Civil Procedure > Civil Procedure Keyed to Cound > The Development Of Modern Procedure
Gordon v. Harper
Citation. 101 ER 828, Volume 101
Law Students: Don’t know your Studybuddy Pro login? Register here
View this case and other resources at:
Brief Fact Summary.
Plaintiff sued Defendant in trover for furniture. Plaintiff leased a house to A with the furniture in question in the house. Defendant, the sheriff, seized the goods and then sold them in an executed judgment against B, who had previously sold the goods to Plaintiff prior to Plaintiff leasing the house.
Synopsis of Rule of Law.
In order to maintain an action in trover, the party must actually have a present right to possess the property in question.

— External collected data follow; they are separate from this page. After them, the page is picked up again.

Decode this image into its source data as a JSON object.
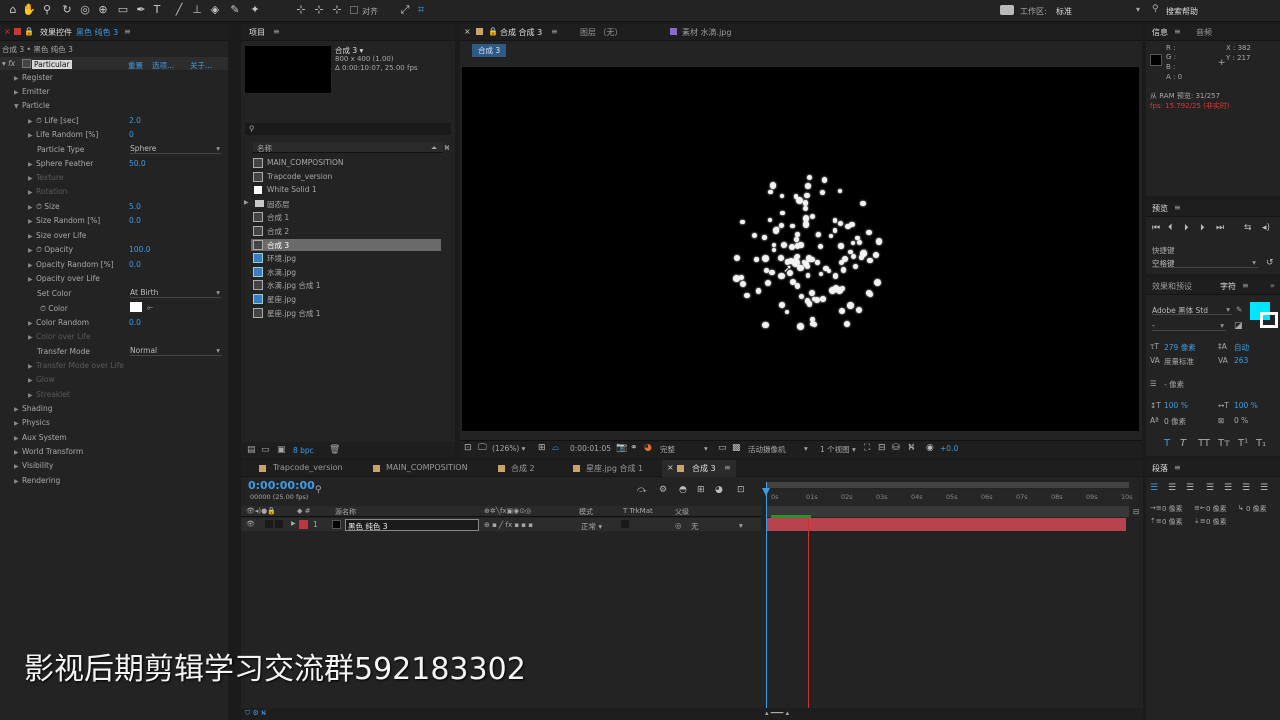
{
  "toolbar": {
    "align_label": "对齐",
    "workspace_label": "工作区:",
    "workspace_value": "标准",
    "search_help": "搜索帮助"
  },
  "effects": {
    "tab_label": "效果控件",
    "tab_target": "黑色 纯色 3",
    "breadcrumb": "合成 3 • 黑色 纯色 3",
    "effect_name": "Particular",
    "reset": "重置",
    "options": "选项...",
    "about": "关于...",
    "groups": {
      "register": "Register",
      "emitter": "Emitter",
      "particle": "Particle",
      "shading": "Shading",
      "physics": "Physics",
      "aux": "Aux System",
      "world": "World Transform",
      "visibility": "Visibility",
      "rendering": "Rendering"
    },
    "props": {
      "life": "Life [sec]",
      "life_v": "2.0",
      "liferand": "Life Random [%]",
      "liferand_v": "0",
      "ptype": "Particle Type",
      "ptype_v": "Sphere",
      "feather": "Sphere Feather",
      "feather_v": "50.0",
      "texture": "Texture",
      "rotation": "Rotation",
      "size": "Size",
      "size_v": "5.0",
      "sizerand": "Size Random [%]",
      "sizerand_v": "0.0",
      "sizeol": "Size over Life",
      "opacity": "Opacity",
      "opacity_v": "100.0",
      "oprand": "Opacity Random [%]",
      "oprand_v": "0.0",
      "opol": "Opacity over Life",
      "setcolor": "Set Color",
      "setcolor_v": "At Birth",
      "color": "Color",
      "colorrand": "Color Random",
      "colorrand_v": "0.0",
      "colorol": "Color over Life",
      "transfer": "Transfer Mode",
      "transfer_v": "Normal",
      "transferol": "Transfer Mode over Life",
      "glow": "Glow",
      "streaklet": "Streaklet"
    }
  },
  "project": {
    "tab_label": "项目",
    "comp_name": "合成 3 ▾",
    "comp_dims": "800 x 400 (1.00)",
    "comp_dur": "Δ 0:00:10:07, 25.00 fps",
    "name_header": "名称",
    "bpc": "8 bpc",
    "items": [
      "MAIN_COMPOSITION",
      "Trapcode_version",
      "White Solid 1",
      "固态层",
      "合成 1",
      "合成 2",
      "合成 3",
      "环境.jpg",
      "水滴.jpg",
      "水滴.jpg 合成 1",
      "星座.jpg",
      "星座.jpg 合成 1"
    ]
  },
  "viewer": {
    "tabs": [
      "合成 合成 3",
      "图层 （无）",
      "素材 水滴.jpg"
    ],
    "subtab": "合成 3",
    "zoom": "(126%)",
    "timecode": "0:00:01:05",
    "quality": "完整",
    "camera": "活动摄像机",
    "views": "1 个视图",
    "exposure": "+0.0"
  },
  "info": {
    "tab_info": "信息",
    "tab_audio": "音频",
    "r": "R :",
    "g": "G :",
    "b": "B :",
    "a": "A : 0",
    "x": "X : 382",
    "y": "Y : 217",
    "ram": "从 RAM 预览: 31/257",
    "fps": "fps: 15.792/25 (非实时)"
  },
  "preview": {
    "tab": "预览",
    "shortcut_label": "快捷键",
    "shortcut_value": "空格键"
  },
  "character": {
    "tab_effects": "效果和预设",
    "tab_char": "字符",
    "font": "Adobe 黑体 Std",
    "style": "-",
    "size": "279 像素",
    "leading": "自动",
    "tracking_label": "度量标准",
    "tracking": "263",
    "stroke": "- 像素",
    "vscale": "100 %",
    "hscale": "100 %",
    "baseline": "0 像素",
    "tsume": "0 %",
    "fill_color": "#00e5ff"
  },
  "paragraph": {
    "tab": "段落",
    "indent1": "0 像素",
    "indent2": "0 像素",
    "indent3": "0 像素",
    "space1": "0 像素",
    "space2": "0 像素"
  },
  "timeline": {
    "tabs": [
      "Trapcode_version",
      "MAIN_COMPOSITION",
      "合成 2",
      "星座.jpg 合成 1",
      "合成 3"
    ],
    "timecode": "0:00:00:00",
    "frames": "00000 (25.00 fps)",
    "col_layer": "源名称",
    "col_mode": "模式",
    "col_trkmat": "T  TrkMat",
    "col_parent": "父级",
    "layer_num": "1",
    "layer_name": "黑色 纯色 3",
    "layer_mode": "正常",
    "layer_parent": "无",
    "ruler": [
      "0s",
      "01s",
      "02s",
      "03s",
      "04s",
      "05s",
      "06s",
      "07s",
      "08s",
      "09s",
      "10s"
    ]
  },
  "watermark": "影视后期剪辑学习交流群592183302",
  "colors": {
    "accent": "#3b9de8",
    "layer_red": "#b8434f",
    "selection": "#6a6a6a"
  }
}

Plaintiff leased a house to A with furniture in the house. While A was in possession of the house, Defendant seized the furniture from the house based on an executed judgment against B. B had previously sold Plaintiff the furniture prior to Plaintiff leasing the house to A. Plaintiff sued Defendant, the sheriff for the furniture in trover.
Can Plaintiff sue for trover of the goods even though he does not have a present interest in the property and right to possession?

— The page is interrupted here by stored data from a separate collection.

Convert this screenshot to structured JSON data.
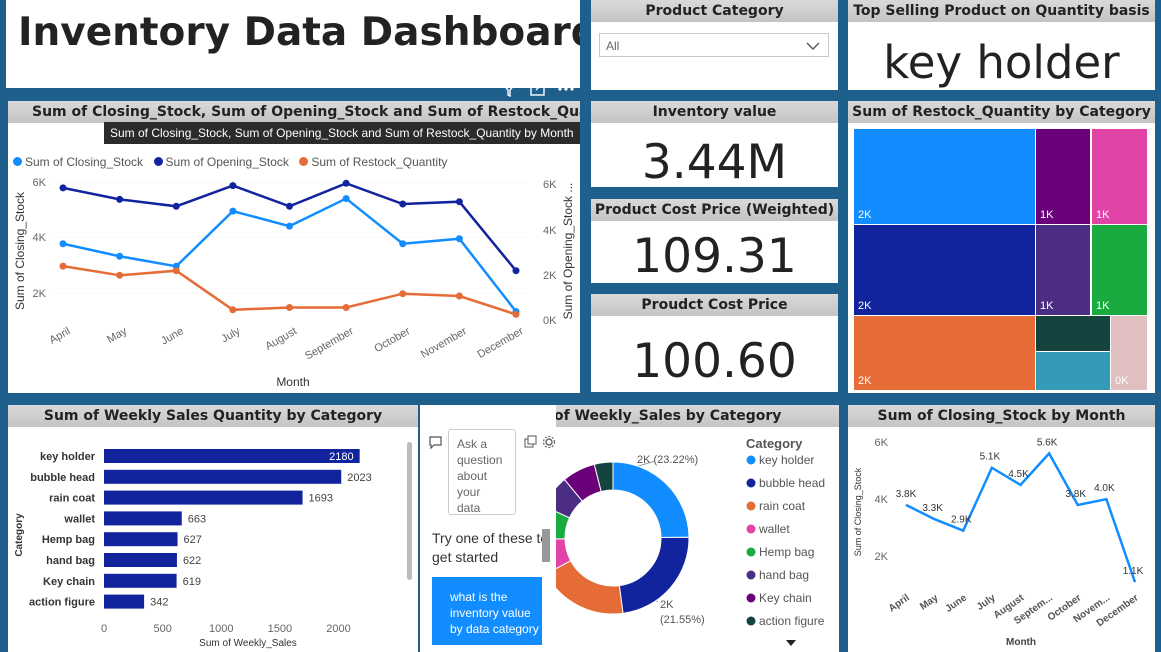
{
  "title": "Inventory Data Dashboard",
  "slicer": {
    "title": "Product Category",
    "value": "All"
  },
  "top_selling": {
    "title": "Top Selling Product on Quantity basis",
    "value": "key holder"
  },
  "kpis": [
    {
      "title": "Inventory value",
      "value": "3.44M"
    },
    {
      "title": "Product Cost Price (Weighted)",
      "value": "109.31"
    },
    {
      "title": "Proudct Cost Price",
      "value": "100.60"
    }
  ],
  "combo_chart": {
    "title": "Sum of Closing_Stock, Sum of Opening_Stock and Sum of Restock_Quantity by",
    "tooltip": "Sum of Closing_Stock, Sum of Opening_Stock and Sum of Restock_Quantity by Month",
    "xlabel": "Month",
    "ylabel_left": "Sum of Closing_Stock",
    "ylabel_right": "Sum of Opening_Stock ...",
    "left_ticks": [
      "6K",
      "4K",
      "2K"
    ],
    "right_ticks": [
      "6K",
      "4K",
      "2K",
      "0K"
    ],
    "legend": [
      "Sum of Closing_Stock",
      "Sum of Opening_Stock",
      "Sum of Restock_Quantity"
    ]
  },
  "treemap": {
    "title": "Sum of Restock_Quantity by Category",
    "tiles": [
      {
        "label": "2K",
        "color": "#118dff"
      },
      {
        "label": "1K",
        "color": "#6b007b"
      },
      {
        "label": "1K",
        "color": "#e044a7"
      },
      {
        "label": "2K",
        "color": "#12239e"
      },
      {
        "label": "1K",
        "color": "#4b2e83"
      },
      {
        "label": "1K",
        "color": "#1aab40"
      },
      {
        "label": "2K",
        "color": "#e66c37"
      },
      {
        "label": "",
        "color": "#15433f"
      },
      {
        "label": "",
        "color": "#3599b8"
      },
      {
        "label": "0K",
        "color": "#dfbfbf"
      }
    ]
  },
  "bar_chart_panel": {
    "title": "Sum of Weekly Sales Quantity by Category",
    "xlabel": "Sum of Weekly_Sales",
    "ylabel": "Category"
  },
  "qa": {
    "placeholder": "Ask a question about your data",
    "prompt": "Try one of these to get started",
    "suggestion": "what is the inventory value by data category"
  },
  "donut_panel": {
    "title": "of Weekly_Sales by Category",
    "legend_title": "Category",
    "label_a": "2K (23.22%)",
    "label_b": "2K",
    "label_b2": "(21.55%)"
  },
  "closing_panel": {
    "title": "Sum of Closing_Stock by Month",
    "xlabel": "Month",
    "ylabel": "Sum of Closing_Stock",
    "ticks": [
      "6K",
      "4K",
      "2K"
    ]
  },
  "chart_data": [
    {
      "type": "line",
      "title": "Sum of Closing_Stock, Sum of Opening_Stock and Sum of Restock_Quantity by",
      "x": [
        "April",
        "May",
        "June",
        "July",
        "August",
        "September",
        "October",
        "November",
        "December"
      ],
      "xlabel": "Month",
      "series": [
        {
          "name": "Sum of Closing_Stock",
          "axis": "left",
          "color": "#118dff",
          "values": [
            3800,
            3300,
            2900,
            5100,
            4500,
            5600,
            3800,
            4000,
            1100
          ]
        },
        {
          "name": "Sum of Opening_Stock",
          "axis": "right",
          "color": "#12239e",
          "values": [
            5700,
            5200,
            4900,
            5800,
            4900,
            5900,
            5000,
            5100,
            2100
          ]
        },
        {
          "name": "Sum of Restock_Quantity",
          "axis": "right",
          "color": "#e66c37",
          "values": [
            2300,
            1900,
            2100,
            400,
            500,
            500,
            1100,
            1000,
            200
          ]
        }
      ],
      "ylim_left": [
        800,
        6300
      ],
      "ylim_right": [
        0,
        6000
      ],
      "grid": true,
      "legend": "top-left"
    },
    {
      "type": "bar",
      "orientation": "horizontal",
      "title": "Sum of Weekly Sales Quantity by Category",
      "categories": [
        "key holder",
        "bubble head",
        "rain coat",
        "wallet",
        "Hemp bag",
        "hand bag",
        "Key chain",
        "action figure"
      ],
      "values": [
        2180,
        2023,
        1693,
        663,
        627,
        622,
        619,
        342
      ],
      "xlabel": "Sum of Weekly_Sales",
      "ylabel": "Category",
      "xlim": [
        0,
        2200
      ],
      "xticks": [
        0,
        500,
        1000,
        1500,
        2000
      ],
      "color": "#12239e"
    },
    {
      "type": "pie",
      "title": "of Weekly_Sales by Category",
      "donut": true,
      "legend_title": "Category",
      "categories": [
        "key holder",
        "bubble head",
        "rain coat",
        "wallet",
        "Hemp bag",
        "hand bag",
        "Key chain",
        "action figure"
      ],
      "values": [
        23.22,
        21.55,
        18.0,
        7.1,
        6.7,
        6.6,
        6.6,
        3.7
      ],
      "colors": [
        "#118dff",
        "#12239e",
        "#e66c37",
        "#e044a7",
        "#1aab40",
        "#4b2e83",
        "#6b007b",
        "#15433f"
      ]
    },
    {
      "type": "line",
      "title": "Sum of Closing_Stock by Month",
      "x": [
        "April",
        "May",
        "June",
        "July",
        "August",
        "Septem...",
        "October",
        "Novem...",
        "December"
      ],
      "values": [
        3800,
        3300,
        2900,
        5100,
        4500,
        5600,
        3800,
        4000,
        1100
      ],
      "labels": [
        "3.8K",
        "3.3K",
        "2.9K",
        "5.1K",
        "4.5K",
        "5.6K",
        "3.8K",
        "4.0K",
        "1.1K"
      ],
      "xlabel": "Month",
      "ylabel": "Sum of Closing_Stock",
      "ylim": [
        1000,
        6000
      ],
      "color": "#118dff"
    }
  ]
}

No. Postea (Judgment rendered for) Defendant. Chief Judge Lord Kenyon: Plaintiff, as landlord, does not have an interest in the property and therefore cannot recover the value of the property or the property itself. This would lead to a situation that if the property was seized due to a judgment against the tenant, the landlord could recover the property, which would leave the creditor with nothing. Judge Ashhurst: In order to maintain trover, the plaintiff must have a right of property and a right of possession in the goods sought. Judge Grose: Plaintiff had no authority to recover the property because he had no right of possession. Judge Lawrence: If the seizure by the sheriff determined that the tenant’s interest terminated and reverted to the landlord, then the landlord may have an action in trover. This did not occur in the case in question. The tenant may maintain an action in trespass against the “wrong-doer.”
This case illustrates that in order to recover personal property, the plaintiff must plead that he/she has a present right to the property in question. In addition, the different opinions show how the landlord may obtain such a present right to the property.